New York Democrats’ Bitter Ballot Fight Fuels Mail-in Voting Worries

Trump seized on the problems in the Maloney-Patel primary on Monday.

“This is a small race with literally thousands of people. Small thousands. And it’s all messed up,” Trump said. “They’re six weeks into it now. They have no clue what’s going on.”

But in a turnabout on Tuesday, Trump urged voters in Florida -- a state he carried in 2016 but where he now trails Democrat Joe Biden -- to vote by mail, tweeting that state’s system is “Safe and Secure, Tried and True.”

In New York, the order Monday by U.S. District Judge Analisa Torres resulted from a lawsuit Patel joined, alleging thousands of mail-in ballots were wrongly disqualified. For instance, New York City election officials had mailed out tens of thousands of ballots just one day before the primary, making it almost impossible for some voters to meet a deadline for postmarking their returns. A winner had been expected to be declared this week, but it’s not clear now when the results will be official.

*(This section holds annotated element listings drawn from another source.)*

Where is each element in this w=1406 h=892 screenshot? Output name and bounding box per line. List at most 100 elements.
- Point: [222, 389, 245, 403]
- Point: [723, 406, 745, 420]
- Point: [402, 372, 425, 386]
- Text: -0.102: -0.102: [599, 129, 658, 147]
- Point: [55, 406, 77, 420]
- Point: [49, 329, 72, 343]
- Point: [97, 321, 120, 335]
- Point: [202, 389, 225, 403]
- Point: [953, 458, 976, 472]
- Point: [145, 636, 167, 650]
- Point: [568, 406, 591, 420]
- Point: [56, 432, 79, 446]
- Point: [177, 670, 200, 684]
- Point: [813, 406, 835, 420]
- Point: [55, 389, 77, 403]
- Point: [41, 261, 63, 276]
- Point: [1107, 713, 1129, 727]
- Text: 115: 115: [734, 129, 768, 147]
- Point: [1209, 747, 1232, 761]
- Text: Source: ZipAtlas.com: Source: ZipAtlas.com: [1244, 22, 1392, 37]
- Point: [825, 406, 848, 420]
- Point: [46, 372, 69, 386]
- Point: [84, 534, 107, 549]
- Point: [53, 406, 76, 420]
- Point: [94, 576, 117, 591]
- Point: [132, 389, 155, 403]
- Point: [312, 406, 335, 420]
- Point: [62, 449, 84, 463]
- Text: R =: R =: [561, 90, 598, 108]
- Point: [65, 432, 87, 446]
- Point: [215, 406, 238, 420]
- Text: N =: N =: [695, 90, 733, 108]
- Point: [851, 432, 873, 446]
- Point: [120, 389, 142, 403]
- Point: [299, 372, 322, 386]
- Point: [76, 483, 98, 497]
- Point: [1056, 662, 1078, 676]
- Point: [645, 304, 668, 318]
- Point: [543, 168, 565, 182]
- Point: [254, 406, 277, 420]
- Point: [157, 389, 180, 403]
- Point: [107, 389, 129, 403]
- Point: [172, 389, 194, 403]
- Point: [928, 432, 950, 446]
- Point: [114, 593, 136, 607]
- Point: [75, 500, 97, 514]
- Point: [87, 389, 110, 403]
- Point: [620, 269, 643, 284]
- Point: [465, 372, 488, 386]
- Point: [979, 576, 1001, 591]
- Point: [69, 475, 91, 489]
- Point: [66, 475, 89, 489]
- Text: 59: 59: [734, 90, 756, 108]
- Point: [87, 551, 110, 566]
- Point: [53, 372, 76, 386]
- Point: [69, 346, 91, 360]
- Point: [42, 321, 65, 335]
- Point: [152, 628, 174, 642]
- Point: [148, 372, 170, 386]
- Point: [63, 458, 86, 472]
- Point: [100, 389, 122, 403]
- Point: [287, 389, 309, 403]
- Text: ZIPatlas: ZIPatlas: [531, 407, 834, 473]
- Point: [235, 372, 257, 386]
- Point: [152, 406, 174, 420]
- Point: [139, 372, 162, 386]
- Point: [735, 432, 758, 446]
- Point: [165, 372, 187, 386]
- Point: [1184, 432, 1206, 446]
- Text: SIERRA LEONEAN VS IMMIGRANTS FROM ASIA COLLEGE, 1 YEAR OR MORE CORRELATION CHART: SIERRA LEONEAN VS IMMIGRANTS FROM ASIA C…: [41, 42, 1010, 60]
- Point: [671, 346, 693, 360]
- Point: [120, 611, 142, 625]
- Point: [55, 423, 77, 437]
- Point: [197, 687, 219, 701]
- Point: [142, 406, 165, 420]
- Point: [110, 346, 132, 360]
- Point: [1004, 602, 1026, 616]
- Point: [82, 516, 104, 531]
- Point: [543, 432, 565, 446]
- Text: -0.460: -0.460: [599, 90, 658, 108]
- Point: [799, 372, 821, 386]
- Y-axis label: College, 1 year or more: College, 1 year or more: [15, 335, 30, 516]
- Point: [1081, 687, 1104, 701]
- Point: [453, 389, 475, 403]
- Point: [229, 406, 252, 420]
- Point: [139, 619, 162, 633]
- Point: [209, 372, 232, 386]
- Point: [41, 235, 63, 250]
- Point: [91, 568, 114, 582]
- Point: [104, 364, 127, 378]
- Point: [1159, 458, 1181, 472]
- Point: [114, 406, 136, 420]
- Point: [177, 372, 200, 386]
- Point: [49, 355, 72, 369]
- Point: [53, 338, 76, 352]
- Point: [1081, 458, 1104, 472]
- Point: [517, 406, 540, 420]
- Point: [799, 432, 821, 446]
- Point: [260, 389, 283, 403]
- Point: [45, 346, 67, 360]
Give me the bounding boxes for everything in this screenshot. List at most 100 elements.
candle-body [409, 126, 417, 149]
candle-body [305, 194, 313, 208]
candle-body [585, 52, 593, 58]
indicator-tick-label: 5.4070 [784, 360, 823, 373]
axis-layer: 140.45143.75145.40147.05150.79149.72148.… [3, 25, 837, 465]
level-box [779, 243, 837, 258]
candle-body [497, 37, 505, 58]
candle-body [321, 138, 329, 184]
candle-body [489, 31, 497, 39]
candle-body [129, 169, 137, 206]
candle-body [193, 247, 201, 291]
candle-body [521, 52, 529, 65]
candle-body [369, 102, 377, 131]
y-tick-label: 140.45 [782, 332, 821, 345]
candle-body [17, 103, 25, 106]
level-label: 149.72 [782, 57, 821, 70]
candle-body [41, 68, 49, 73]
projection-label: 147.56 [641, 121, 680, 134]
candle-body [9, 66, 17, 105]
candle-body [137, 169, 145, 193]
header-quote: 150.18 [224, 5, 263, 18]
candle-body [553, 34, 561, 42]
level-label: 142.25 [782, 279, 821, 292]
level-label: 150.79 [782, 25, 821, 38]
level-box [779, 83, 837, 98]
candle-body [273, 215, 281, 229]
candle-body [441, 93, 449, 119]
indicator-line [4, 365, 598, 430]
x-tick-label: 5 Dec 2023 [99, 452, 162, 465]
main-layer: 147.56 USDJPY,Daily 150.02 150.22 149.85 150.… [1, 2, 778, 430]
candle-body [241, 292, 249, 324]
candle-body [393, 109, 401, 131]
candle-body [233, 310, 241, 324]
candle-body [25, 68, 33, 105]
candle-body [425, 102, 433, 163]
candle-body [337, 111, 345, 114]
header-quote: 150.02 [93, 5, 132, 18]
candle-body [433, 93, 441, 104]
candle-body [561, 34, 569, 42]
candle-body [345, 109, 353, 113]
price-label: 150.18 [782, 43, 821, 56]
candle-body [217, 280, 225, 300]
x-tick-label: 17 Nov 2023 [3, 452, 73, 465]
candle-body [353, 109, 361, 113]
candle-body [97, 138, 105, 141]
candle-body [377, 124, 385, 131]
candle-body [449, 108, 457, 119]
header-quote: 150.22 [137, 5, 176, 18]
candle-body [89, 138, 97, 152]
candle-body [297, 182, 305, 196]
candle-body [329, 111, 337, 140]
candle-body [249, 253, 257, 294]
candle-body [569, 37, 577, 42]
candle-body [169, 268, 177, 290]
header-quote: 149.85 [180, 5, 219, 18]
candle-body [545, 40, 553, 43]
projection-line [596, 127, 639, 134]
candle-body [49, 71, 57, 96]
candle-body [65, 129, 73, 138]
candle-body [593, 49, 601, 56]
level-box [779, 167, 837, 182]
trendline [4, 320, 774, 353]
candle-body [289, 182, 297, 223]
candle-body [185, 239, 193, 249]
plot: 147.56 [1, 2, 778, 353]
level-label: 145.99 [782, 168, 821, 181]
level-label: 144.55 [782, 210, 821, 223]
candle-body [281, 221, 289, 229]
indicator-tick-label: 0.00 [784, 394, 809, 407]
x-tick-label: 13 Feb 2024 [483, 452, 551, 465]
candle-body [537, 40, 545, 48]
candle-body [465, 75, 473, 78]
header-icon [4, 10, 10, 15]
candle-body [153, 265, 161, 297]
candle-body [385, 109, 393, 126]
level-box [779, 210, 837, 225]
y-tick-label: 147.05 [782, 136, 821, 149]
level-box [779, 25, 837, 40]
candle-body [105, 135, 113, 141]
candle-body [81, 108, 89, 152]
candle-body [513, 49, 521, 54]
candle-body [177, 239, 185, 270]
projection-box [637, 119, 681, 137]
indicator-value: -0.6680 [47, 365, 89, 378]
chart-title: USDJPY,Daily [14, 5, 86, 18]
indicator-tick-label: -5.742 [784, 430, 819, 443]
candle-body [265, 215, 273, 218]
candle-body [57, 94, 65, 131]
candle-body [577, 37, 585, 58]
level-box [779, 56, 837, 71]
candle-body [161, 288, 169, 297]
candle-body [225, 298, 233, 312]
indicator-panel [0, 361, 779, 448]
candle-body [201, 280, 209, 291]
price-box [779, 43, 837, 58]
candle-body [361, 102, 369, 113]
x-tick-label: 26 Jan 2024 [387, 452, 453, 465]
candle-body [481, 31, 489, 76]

Patel, a progressive lawyer and activist, said during a virtual press conference that the judge’s order includes an option to petition for additional injunctive relief if further questionable decisions in sifting through disqualified ballots are uncovered.

He said the focus of his lawsuit isn’t voter fraud.

“Unfortunately, what we have seen is that vote by mail is associated with high levels of voter disenfranchisement in states like New York, and frankly in other places,” Patel said.

But Maloney said in a statement that the judge’s order to count more than 800 additional mail ballots won’t affect the final outcome. She said she is “happy that voters in my district will have their votes counted notwithstanding the postal services mistake.”